I'm wondering about the possibility of circumventing the problem of incompleteness posed by Roger Penrose in his book "Shadows of the Mind".
It occurred to me (and, Googling has revealed to me, others) that you can purchase a formal system's completeness as the price of consistency, if you adopt a paraconsistent logic and a "falsificationist" approach by which your aim is to find consistent subsets of all your enumerable propositions. This seems to me to be exactly what human beings are doing when they "intuit" the truth of the Gödelian sentence. I don't yet know enough about logic to fully develop the idea, however.
In particular, it seems to me that for a falsificationist approach to work, you need to have it such that $(\Gamma \models \perp) \rightarrow (\Gamma \vdash \perp)$ in order to guarantee (or at least render highly probable) that you will eventually discover an inconsistency in your system, if it exists.

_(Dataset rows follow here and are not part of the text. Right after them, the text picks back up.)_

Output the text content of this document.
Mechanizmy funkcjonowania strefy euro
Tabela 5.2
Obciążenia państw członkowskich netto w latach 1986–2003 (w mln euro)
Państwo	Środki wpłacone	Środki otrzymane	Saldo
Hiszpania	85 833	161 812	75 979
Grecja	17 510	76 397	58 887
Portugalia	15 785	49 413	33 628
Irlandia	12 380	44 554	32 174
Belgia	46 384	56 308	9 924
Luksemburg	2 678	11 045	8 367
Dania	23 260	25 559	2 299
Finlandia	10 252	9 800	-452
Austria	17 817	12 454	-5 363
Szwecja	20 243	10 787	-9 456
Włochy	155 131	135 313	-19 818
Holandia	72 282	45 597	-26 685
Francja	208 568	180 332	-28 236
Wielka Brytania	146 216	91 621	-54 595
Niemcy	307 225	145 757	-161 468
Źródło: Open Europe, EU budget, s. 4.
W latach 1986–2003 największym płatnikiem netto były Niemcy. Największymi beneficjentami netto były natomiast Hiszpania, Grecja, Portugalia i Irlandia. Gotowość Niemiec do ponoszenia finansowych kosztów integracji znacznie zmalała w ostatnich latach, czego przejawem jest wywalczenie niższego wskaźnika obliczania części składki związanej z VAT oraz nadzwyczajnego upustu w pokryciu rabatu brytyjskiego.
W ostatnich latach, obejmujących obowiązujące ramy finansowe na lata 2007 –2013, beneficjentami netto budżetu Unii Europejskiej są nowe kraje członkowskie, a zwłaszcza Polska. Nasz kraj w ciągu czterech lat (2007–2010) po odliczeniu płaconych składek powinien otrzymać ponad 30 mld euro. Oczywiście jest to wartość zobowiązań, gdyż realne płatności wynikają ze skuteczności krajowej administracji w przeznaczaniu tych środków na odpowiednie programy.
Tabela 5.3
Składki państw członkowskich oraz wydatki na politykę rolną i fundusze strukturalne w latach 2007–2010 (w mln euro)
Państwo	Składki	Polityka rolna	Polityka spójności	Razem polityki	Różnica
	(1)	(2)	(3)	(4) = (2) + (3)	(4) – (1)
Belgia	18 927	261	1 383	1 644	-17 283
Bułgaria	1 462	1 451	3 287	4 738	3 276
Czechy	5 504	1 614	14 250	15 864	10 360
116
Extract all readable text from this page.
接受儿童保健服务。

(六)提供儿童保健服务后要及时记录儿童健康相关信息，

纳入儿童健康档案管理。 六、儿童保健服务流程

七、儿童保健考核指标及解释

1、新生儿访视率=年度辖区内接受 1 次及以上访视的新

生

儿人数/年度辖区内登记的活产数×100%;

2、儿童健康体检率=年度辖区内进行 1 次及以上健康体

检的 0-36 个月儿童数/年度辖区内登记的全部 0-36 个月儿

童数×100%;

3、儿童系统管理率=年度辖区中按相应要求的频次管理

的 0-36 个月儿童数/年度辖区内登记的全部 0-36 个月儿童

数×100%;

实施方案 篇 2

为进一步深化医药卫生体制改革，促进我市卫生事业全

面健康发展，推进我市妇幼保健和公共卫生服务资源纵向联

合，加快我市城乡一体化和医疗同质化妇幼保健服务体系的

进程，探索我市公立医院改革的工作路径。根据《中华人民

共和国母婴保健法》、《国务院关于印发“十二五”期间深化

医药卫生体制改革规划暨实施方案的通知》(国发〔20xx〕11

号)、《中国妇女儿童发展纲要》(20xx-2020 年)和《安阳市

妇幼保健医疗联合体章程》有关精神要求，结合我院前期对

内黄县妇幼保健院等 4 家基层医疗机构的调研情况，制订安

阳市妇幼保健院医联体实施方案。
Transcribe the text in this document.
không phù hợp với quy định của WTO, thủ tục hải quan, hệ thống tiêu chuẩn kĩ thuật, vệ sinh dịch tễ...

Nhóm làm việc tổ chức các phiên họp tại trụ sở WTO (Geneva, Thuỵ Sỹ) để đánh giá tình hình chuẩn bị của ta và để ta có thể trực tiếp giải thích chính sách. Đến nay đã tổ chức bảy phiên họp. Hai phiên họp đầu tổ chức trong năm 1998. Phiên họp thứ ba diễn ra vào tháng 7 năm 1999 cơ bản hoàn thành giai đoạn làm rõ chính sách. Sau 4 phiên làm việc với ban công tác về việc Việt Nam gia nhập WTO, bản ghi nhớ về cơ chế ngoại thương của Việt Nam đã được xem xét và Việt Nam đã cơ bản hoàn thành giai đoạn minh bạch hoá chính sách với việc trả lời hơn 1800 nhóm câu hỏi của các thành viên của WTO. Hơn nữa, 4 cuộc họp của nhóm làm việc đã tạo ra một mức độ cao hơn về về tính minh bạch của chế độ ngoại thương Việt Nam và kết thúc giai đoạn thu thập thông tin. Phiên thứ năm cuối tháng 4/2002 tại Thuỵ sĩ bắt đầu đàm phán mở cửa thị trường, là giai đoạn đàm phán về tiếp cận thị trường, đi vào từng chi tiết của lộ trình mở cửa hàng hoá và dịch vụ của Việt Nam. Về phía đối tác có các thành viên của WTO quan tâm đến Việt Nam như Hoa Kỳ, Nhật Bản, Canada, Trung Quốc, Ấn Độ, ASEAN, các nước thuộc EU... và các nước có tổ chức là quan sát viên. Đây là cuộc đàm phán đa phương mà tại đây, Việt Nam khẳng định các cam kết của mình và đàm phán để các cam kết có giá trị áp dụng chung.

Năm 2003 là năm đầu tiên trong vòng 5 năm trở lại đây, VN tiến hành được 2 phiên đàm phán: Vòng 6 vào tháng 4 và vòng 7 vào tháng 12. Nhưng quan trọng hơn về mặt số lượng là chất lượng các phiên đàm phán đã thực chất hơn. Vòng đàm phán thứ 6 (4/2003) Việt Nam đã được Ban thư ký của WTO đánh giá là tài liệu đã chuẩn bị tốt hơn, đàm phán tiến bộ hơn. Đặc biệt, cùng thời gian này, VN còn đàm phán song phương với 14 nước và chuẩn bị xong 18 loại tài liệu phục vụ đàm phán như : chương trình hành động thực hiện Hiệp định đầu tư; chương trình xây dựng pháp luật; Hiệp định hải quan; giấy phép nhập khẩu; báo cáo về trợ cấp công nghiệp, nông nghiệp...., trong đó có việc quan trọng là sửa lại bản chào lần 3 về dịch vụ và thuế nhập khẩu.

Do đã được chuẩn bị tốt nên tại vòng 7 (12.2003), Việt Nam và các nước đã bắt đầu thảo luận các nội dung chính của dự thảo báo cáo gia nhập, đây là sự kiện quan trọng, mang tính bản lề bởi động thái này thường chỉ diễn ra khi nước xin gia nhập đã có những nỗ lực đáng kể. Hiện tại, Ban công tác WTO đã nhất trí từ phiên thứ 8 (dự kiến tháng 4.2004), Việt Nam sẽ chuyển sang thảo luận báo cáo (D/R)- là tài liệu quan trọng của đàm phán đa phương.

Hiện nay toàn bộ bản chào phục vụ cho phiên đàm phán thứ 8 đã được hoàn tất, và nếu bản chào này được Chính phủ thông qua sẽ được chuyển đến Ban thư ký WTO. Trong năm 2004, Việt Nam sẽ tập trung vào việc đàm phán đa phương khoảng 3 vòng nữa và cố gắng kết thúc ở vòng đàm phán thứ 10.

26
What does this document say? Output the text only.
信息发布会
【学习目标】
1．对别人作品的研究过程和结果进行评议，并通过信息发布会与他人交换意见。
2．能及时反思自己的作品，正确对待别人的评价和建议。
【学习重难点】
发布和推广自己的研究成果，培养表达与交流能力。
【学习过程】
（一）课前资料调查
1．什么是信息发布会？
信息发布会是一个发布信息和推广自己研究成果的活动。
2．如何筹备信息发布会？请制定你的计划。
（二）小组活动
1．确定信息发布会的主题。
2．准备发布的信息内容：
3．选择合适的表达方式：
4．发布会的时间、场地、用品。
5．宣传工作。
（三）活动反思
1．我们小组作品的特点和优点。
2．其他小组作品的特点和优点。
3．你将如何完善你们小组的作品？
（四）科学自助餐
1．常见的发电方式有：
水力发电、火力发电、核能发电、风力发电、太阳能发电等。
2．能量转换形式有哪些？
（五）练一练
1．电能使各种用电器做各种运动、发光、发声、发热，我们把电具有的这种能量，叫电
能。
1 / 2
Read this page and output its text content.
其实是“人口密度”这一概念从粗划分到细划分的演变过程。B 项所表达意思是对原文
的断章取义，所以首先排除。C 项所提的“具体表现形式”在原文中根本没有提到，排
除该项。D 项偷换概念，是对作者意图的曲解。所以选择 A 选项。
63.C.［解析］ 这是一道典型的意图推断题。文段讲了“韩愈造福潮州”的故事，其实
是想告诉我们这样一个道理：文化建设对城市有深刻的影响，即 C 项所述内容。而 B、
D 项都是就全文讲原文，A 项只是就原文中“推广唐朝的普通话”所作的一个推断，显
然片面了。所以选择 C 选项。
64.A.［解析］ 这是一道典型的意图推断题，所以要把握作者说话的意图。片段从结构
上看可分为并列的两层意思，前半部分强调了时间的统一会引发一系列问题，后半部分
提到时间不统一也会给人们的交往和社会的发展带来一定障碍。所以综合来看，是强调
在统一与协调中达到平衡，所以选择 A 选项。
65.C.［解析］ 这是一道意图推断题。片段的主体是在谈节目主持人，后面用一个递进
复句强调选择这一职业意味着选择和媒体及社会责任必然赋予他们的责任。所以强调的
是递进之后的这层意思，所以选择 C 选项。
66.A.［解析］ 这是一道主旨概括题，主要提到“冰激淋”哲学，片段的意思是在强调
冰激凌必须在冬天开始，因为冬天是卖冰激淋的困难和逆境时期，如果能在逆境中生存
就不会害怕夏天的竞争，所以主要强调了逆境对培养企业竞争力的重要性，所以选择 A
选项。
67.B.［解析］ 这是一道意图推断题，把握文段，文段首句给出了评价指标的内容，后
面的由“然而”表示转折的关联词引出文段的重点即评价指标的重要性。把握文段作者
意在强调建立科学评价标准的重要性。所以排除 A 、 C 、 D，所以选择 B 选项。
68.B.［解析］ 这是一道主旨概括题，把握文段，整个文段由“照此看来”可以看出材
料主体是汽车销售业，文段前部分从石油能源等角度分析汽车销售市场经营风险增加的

It seems that for any system with an effective procedure for determining if $\Gamma \models \phi$ for some $\phi$, the requirement is met since for a procedure to be "effective" it (caveat: seems to me) that it would have to be equivalent to some kind of syntactic manipulation of the formulae in $\Gamma$.
In addition to a straightforward "yes", "no", "you're asking the wrong question", etc. style of answer I'd also highly appreciate links to the literature concerning work on the above problem specifically.
(EDIT) I've found another question which bears rather directly on this one, here: Gödel's Completeness Theorem and logical consequence
This is the content of Godel's completeness theorem. $T\models\varphi$ if and only if $T\vdash\varphi$, at least when we are discussing first-order logic. Note, by the way, that since there is no structure which satisfies $\bot$, so writing $T\models\bot$ means by definition that $T$ has no models.
Interestingly, this is something which hinges on the axiom of choice. Namely, the proof of the completeness theorem uses the axiom of choice. To see how the implication you're interested in uses the axiom of choice, consider the case there exists a set $A$ which cannot be linearly ordered (something which strongly contradicts the axiom of choice).
Let $\mathcal L_A$ is the language with constants $\{c_a\mid a\in A\}$ and a binary relation symbol $<$. Now take $T$ to be the theory stating that $c_a\neq c_b$ for $a\neq b$ and $<$ is a linear ordering of the universe. This theory is finitely satisfiable, so it cannot prove $\bot$; but it has no models since from a model of $T$ we obtain a linear ordering of $A$. (Note that the language here is uncountable, since $A$ is uncountable. If $\cal L$ is a countable language in first-order logic, then the completeness theorem for $\cal L$-theories is in fact "choice free". So for things like arithmetics we don't use the axiom of choice.)
Finally, let me point out that incompleteness here in the sense of Godelian sentences and Godel-Rosser sentences, have nothing to do with the completeness of the underlying logic, or the completeness/consistency of a theory. Those are different type of completeness (and lack thereof), and they should not be confused.